Interior. Día. Una mujer de 29 años sube al estrado. No sube sola, le acompaña una barriga enorme en la que se desarrolla, en sus últimas fases, un bebé que va a escuchar a su madre ponerle voz a una generación entera: «¿Cómo no envidiar la vida de nuestros padres? ¿Cómo creer en ese progreso en el que ellos confiaban como un horizonte?», se pregunta la embarazadísima Ana Iris Simón.

La autora del superventas Feria participó como invitada en la presentación del Plan 2050 que quiere desarrollar el Gobierno de España. En su discurso, Ana Iris habla del reto demográfico (especialmente rural) y de las necesidades materiales de los jóvenes de hoy.

Los nacidos en los 90 y posteriormente somos los hijos de las Crisis (la de 2008 y la actual). Niños a los que la promesa del progreso se les desvaneció cuando tuvieron que acceder a él. Para nosotros, la vida de nuestros padres es casi un sueño: el trabajo estable y la hipoteca, la posibilidad de tener hijos antes de los 30, etc.

Al contrario que algunas generaciones anteriores, los niños de los 90 echamos en falta (quizá idealizando) algunos elementos de arraigo en nuestras vidas. Una generación que ha nacido sin raíces es una generación que se siente perdida. A la que le prometieron que estudiar era la puerta al desarrollo y que, tras viajar por Europa y el sudeste asiático, se ve encerrada en un piso de alquiler de 50 metros cuadrados en el centro de una gran ciudad, sin mayor horizonte en su vida que mantener un contrato precario que se renueva cada pocos meses, aspirando, –con suerte– a llegar a los 35 con un sueldo suficiente para empezar a pensar en el futuro.

Estoy, quizá, caricaturizando y, seguramente, el análisis es más profundo y multifactorial. Sin embargo, no se puede obviar que la generación que disfrutó del mundo líquido (frente al mundo rígido previo a mayo del 68), nos ha dejado a nosotros un mundo gaseoso, llegando casi a lo plasmático. Y, al contrario que esa generación que nos abrió a los Erasmus y la modernidad, nosotros hemos perdido pie y ya apenas tenemos opción de agarrarnos a un asidero que nos sostenga.

Necesitamos los referentes de los que carecemos.
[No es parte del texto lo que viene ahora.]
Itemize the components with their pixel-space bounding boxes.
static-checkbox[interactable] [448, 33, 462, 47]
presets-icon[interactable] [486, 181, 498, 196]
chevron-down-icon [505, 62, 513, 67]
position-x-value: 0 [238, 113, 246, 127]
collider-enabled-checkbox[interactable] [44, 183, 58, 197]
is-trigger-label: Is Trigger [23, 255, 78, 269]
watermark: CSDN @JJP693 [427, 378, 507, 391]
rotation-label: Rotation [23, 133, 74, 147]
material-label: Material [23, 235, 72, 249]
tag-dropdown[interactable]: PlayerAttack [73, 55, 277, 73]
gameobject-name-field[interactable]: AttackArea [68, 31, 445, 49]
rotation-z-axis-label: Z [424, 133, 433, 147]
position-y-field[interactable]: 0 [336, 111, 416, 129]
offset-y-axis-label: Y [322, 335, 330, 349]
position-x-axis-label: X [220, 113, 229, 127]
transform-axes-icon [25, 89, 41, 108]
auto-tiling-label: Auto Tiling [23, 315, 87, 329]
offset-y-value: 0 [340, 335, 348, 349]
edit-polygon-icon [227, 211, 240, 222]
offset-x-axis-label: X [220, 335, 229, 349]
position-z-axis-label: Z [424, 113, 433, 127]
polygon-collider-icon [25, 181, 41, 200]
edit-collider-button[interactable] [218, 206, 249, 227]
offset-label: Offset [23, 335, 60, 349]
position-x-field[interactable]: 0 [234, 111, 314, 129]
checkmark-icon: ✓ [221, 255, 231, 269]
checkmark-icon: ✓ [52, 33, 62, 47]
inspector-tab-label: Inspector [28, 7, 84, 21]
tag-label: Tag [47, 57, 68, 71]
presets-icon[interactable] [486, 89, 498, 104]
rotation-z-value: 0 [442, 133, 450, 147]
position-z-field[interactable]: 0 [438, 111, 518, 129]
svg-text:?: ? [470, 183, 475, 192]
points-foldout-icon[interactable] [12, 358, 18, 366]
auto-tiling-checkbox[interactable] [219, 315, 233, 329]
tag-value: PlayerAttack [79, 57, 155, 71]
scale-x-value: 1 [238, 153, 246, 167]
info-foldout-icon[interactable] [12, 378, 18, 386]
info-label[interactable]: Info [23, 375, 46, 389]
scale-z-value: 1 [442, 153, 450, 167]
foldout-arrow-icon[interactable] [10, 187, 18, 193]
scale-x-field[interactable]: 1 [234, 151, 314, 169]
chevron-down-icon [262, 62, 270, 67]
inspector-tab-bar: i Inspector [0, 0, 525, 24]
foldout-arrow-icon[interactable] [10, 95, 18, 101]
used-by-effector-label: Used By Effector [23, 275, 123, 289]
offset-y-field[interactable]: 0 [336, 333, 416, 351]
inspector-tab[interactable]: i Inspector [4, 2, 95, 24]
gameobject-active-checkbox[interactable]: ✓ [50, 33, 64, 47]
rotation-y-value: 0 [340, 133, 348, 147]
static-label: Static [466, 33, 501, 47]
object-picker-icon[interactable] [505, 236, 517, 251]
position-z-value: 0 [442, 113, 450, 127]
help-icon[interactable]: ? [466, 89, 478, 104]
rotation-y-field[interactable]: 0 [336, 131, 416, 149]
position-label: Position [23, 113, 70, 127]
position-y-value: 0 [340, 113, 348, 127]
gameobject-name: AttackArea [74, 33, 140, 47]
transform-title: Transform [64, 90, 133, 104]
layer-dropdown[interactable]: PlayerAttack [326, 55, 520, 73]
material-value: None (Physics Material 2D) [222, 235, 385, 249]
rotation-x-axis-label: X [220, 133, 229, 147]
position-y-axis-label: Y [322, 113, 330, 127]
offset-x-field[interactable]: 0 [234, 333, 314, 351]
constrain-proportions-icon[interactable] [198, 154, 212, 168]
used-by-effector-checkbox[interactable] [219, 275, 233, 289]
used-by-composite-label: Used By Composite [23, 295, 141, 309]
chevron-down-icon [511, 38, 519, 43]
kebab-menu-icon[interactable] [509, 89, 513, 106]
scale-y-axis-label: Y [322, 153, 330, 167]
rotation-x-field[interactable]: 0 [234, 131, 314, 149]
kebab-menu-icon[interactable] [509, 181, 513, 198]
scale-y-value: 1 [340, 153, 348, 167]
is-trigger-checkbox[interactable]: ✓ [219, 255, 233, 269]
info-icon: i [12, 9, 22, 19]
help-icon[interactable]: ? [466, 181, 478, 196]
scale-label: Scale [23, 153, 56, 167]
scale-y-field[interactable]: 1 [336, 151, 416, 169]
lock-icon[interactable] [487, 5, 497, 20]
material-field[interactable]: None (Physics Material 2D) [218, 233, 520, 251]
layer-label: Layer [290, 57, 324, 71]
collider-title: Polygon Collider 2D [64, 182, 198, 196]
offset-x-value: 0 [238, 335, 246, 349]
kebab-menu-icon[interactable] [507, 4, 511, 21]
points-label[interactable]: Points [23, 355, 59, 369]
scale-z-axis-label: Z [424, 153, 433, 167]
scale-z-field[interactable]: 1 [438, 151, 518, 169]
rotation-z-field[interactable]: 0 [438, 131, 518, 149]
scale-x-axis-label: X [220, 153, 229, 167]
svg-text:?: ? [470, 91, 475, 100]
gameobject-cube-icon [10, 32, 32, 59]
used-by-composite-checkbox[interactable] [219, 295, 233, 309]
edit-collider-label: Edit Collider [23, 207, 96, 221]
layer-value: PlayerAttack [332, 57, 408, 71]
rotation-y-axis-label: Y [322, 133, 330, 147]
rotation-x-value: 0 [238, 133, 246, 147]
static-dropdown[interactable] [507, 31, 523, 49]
Necesitamos mirar el mundo con más perspectiva que la del presente inmediato, el like fácil y el hashtag de la actualidad de los cinco próximos minutos. Hemos cambiado la memoria por la hemeroteca. Y lo estamos pagando. No debe sorprender que toda una generación (o al menos una parte) quiera recuperar (aunque la pula y la transforme) una cierta tradición que sentimos perdida.

Por otro lado, un país que no valora sus activos, tiene un difícil desarrollo. Acoger a los inmigrantes es una obligación moral; atraerlos por necesidad económica está bastante alejado de lo deseable, sobre todo si lo contraponemos a favorecer que las demás personas desarrollen sus proyectos familiares. No es bueno ni para el país de origen, que se ve privado de su factor humano, indispensable para su propio progreso. Por no hablar de las implicaciones de tipo moral que puede tener ese pensamiento de que necesitamos inmigrantes para pagarnos las pensiones, como si las personas fuésemos mercancía de uso y producción.

La migración obligada (también por motivos económicos) es un drama. No es de recibo perder esto de vista. Los países tienen (tenemos) que aprender a acoger a quienes vienen. Pero, además, los países industrializados tienen (tenemos) que promover políticas para la ayuda al desarrollo de estos otros países.

Un aviso a navegantes (pre y post niños de los 90): existe el peligro cierto de que la falta de unos principios universales sobre los que echar raíces lance a toda una sociedad en brazos de cualquier populismo que prometa seguridades de cartón pluma y trazo grueso. Si es que eso no ha ocurrido ya.

Ana Iris Simón hace el diagnóstico y aporta alguna solución. Pero es entre todos como tenemos que asentar el mundo que queremos. Hay mínimos que podríamos empezar a pactar ya: progreso sostenible, ética de los cuidados y de la acogida, la familia como lugar de desarrollo personal y comunitario…

Para ser una sociedad mejor y para que no tengamos que envidiar a nuestros padres y la vida que ellos llevaron. Para que los niños que ya vienen no se encuentren un páramo sin esperanza.